Melontar humor juga patut dilakukan dengan bijak sebab humor dapat meretakkan hubungan yang rekat pun dapat merekatkan hubungan yang retak. Kejelian dalam menyimak humor akan membuat seseorang mengerti tensi keseriusan penghumor, dimensi sempit-luasnya, dalam-dangkalnya pemikiran penghumor tersebut – sehingga penangkap humor yang baik akan mampu merespon sikap yang tepat untuk humor yang diterimanya. Dikisahkan, seorang usil melakukan body shaming terhadap seorang gemuk yang hendak naik kereta listrik. Sang usil itu menggapil, “Saya tadinya tidak menyangka bahwa kereta listrik ditumpangi juga oleh gajah.”
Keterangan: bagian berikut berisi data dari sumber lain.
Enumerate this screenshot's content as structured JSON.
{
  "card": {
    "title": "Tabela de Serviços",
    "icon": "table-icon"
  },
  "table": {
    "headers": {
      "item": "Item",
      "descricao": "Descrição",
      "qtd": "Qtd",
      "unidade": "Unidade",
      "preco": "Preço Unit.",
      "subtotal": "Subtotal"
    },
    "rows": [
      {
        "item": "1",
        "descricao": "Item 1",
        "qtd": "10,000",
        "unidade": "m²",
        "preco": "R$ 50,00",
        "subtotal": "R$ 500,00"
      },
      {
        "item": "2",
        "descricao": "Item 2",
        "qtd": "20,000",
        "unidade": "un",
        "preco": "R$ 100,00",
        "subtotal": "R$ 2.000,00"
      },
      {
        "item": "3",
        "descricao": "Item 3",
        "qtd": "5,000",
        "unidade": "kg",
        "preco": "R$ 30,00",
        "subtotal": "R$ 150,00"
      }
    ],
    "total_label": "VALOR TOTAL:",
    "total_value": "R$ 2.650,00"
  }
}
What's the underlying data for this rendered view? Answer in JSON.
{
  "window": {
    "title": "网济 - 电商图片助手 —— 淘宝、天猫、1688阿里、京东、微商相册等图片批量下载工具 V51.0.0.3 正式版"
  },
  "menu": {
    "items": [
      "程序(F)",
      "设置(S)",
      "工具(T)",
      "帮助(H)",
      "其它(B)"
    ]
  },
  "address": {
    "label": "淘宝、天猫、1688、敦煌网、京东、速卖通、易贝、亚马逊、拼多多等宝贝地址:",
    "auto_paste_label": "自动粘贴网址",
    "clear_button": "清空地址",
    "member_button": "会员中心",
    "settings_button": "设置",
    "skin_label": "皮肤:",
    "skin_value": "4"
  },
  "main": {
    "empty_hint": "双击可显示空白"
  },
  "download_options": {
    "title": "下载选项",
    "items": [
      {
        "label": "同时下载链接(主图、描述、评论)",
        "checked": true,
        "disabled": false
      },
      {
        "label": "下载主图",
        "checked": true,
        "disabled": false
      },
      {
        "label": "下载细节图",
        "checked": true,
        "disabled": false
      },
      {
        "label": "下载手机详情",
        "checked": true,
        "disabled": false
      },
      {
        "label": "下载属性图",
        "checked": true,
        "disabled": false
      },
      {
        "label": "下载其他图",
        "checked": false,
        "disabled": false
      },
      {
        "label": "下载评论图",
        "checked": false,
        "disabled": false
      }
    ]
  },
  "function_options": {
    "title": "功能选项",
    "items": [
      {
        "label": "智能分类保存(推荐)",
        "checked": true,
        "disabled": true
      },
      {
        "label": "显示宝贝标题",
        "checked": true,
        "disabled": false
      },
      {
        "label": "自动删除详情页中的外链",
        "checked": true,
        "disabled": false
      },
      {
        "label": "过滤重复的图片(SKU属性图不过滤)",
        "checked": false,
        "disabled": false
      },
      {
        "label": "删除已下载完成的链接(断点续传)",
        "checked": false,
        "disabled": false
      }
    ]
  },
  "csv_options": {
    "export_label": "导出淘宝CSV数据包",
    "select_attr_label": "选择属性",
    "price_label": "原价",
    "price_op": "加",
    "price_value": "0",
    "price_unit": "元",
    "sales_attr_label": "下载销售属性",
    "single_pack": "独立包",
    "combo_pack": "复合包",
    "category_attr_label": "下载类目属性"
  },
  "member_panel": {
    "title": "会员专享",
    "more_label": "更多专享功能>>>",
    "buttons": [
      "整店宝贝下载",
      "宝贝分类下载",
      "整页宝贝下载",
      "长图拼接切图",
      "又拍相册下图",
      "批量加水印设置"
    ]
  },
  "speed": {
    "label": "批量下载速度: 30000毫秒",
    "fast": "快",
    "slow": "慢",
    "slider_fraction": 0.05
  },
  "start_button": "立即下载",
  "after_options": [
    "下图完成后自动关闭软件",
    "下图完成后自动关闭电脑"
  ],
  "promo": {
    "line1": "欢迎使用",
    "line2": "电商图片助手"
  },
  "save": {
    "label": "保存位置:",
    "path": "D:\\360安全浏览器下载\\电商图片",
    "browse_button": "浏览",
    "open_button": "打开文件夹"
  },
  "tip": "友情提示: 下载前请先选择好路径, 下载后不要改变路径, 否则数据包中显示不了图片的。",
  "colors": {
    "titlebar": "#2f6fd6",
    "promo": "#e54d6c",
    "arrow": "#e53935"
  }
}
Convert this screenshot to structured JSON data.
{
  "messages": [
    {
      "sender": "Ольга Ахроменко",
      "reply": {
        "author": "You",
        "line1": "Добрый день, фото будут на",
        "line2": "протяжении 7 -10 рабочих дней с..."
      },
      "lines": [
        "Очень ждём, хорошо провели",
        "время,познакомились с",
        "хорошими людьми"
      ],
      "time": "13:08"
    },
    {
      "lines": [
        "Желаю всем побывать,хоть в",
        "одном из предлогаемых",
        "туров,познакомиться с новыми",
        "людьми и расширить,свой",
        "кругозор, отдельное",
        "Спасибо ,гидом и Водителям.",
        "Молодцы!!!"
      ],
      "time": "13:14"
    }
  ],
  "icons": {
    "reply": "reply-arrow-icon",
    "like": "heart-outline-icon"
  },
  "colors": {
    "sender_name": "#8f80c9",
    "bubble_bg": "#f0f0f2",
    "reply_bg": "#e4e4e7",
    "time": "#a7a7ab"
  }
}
Mendengar humor yang ganjil dan merendahkan itu, sontak ia genap menjawab, “Kereta yang bagus adalah yang menampung gajah juga keledai.” Bagian ini menjadi bagian yang sungguh menghibur pembaca lantaran pembaca disadarkan bahwa orang mesti cerdas merespons dunia yang sebatas sendau gurau belaka. Singkatnya apabila masih mampu membalas banyolan dengan banyolan mengapa mesti membalas banyolan dengan kemarahan atau sikap serius yang membuat kening berkerut?!

Membaca buku yang ditulis oleh cendikiawan M. Quraish Shihab ini sungguh memberi keasyikan tersendiri sebab apabila ditemukannya lubang-lubang kekurangan dalam penyajiannya hal itu justru tersulam dengan nasihat yang sarat dikandung kisah-kisah jenakanya.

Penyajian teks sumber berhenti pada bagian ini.